Thoughts

Do You Buy Food in Large Packages?

We like to buy products that come with larger packages, because, we think we’re saving money doing so:

Wal-Mart sold $284 billion worth of goods in 2005. Groceries accounted for about one-quarter of that amount, but that meant $64 billion, and rising. Many food companies do a third of their business with this one retailer. Wal-Mart does not have to demand slotting fees. If a food company wants its products to be in Wal-Mart, it has to offer rock-bottom prices. Low prices sound good for people without much money, but nutritionally, there’s a catch. Low prices encourage everyone to buy more food in bigger packages. If you buy more, you are quite likely to eat more. And if you eat more, you are more likely to gain weight and become less healthy.

When we buy larger portions, do we actually consume more?

Unfortunately, yes.

Imagine that a professor from a local university approaches an organisation to which you belong–such as a Parent Teacher Association–and proposes a fund-raiser for your organisation. He’ll donate $20 to your organisation in your name if you come to the school kitchen one evening and make a spaghetti dinner for yourself and your spouse. He’ll even provide the food–a medium-size box of spaghetti, a medium-size jar of spaghetti sauce,and one pound of ground beef.

What you won’t know, however, is that half of the people in your organisation will receive not the medium size, but a large box of spaghetti, a large jar of spaghetti sauce, and two pounds of ground beef. What you also won’t know is that after you finish dinner, he’ll weigh how much spaghetti, pasta, and ground beef you have left, and how much you cooked but didn’t eat.

We’ve done dozens of similar studies with dozens of different foods.

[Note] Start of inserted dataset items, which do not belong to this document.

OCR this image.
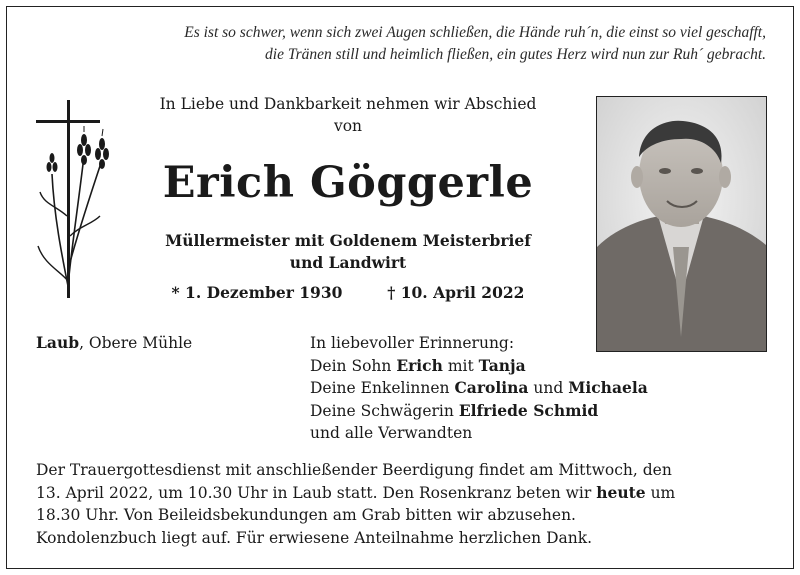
Es ist so schwer, wenn sich zwei Augen schließen, die Hände ruh´n, die einst so viel geschafft,
die Tränen still und heimlich fließen, ein gutes Herz wird nun zur Ruh´ gebracht.
In Liebe und Dankbarkeit nehmen wir Abschied
von
Erich Göggerle
Müllermeister mit Goldenem Meisterbrief
und Landwirt
* 1. Dezember 1930	† 10. April 2022
Laub, Obere Mühle	In liebevoller Erinnerung:
Dein Sohn Erich mit Tanja
Deine Enkelinnen Carolina und Michaela
Deine Schwägerin Elfriede Schmid
und alle Verwandten
Der Trauergottesdienst mit anschließender Beerdigung findet am Mittwoch, den
13. April 2022, um 10.30 Uhr in Laub statt. Den Rosenkranz beten wir heute um
18.30 Uhr. Von Beileidsbekundungen am Grab bitten wir abzusehen.
Kondolenzbuch liegt auf. Für erwiesene Anteilnahme herzlichen Dank.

With spaghetti, for instance, we found that the people who were given the large package of pasta, sauce, and meat typically prepared 23 percent more–around 150 extra calories–than those given the medium packages.

Did they eat it all? Yes. We find over and over that if people serve themselves, they tend to eat most–92 percent–of what they serve. For many of the breakfast, lunch, and dinner food we have studied, the result is about the same–people eat 20-25 percent more on average from the larger packages. For snack foods, it’s even worse.

THE BOTTOM LINE: WE ALL CONSUME MORE FROM BIG PACKAGES, WHATEVER THE PRODUCT. Give people a large bag of dog food, they pour more. Give them a large bottle of liquid plant food, they pour more. Give them a large shampoo bottle or container of laundry detergent, they pour more. In fact, with the 47 products we’ve examined, the bigger the package, the more they use. There was only one exception: liquid bleach. Most people know that if they use too much, their socks and shirts experience a religious conversion. They become holy.

“Why do we automatically eat or pour more from big packages? Because big packages (like big portions) suggest a consumption norm–what is appropriate or normal to use or eat.”

As all of our studies suggest, we can eat about 20 percent more or 20 percent less without really being aware of it. Because of this, we look for cues and signals that tell us how much to eat. One of these signals is the size of the package. When we bring a big package into our kitchen, we think it’s typical, normal, and appropriate to mix and to serve more than if the package were smaller.

When did we start to lose track with our own desires and forget about what or how much we really want?

Surprisingly, probably between the ages of three and five, long before we were aware.

A fat-forming transformation in our eating habits takes place between the ages of three and five. You can give three-year-olds a lot of food, and they will simply eat until they are no longer hungry. They are unaffected by serving size.

By age five, however, they will pretty much eat whatever they’re given. If they are given a lot, they’ll eat a lot, and it will even influence their bite size.  This has been vividly shown by leann Birch at Penn State and Jennifer Fisher at the Baylor Medical School. Wen they gave three-year-old children either medium-size or large-size servings of macaroni and cheese, the three-year-olds ate the same amount regardless of what they were given. They ate until they were full, and then they stopped. The five-year-olds rose to the occasion and ate 26 percent more when given bigger servings. Almost exactly the same thing happens to adults. We let the size of a serving influence how much we eat.

Remember that none of us really seem to know the amount of a “correct” serving size.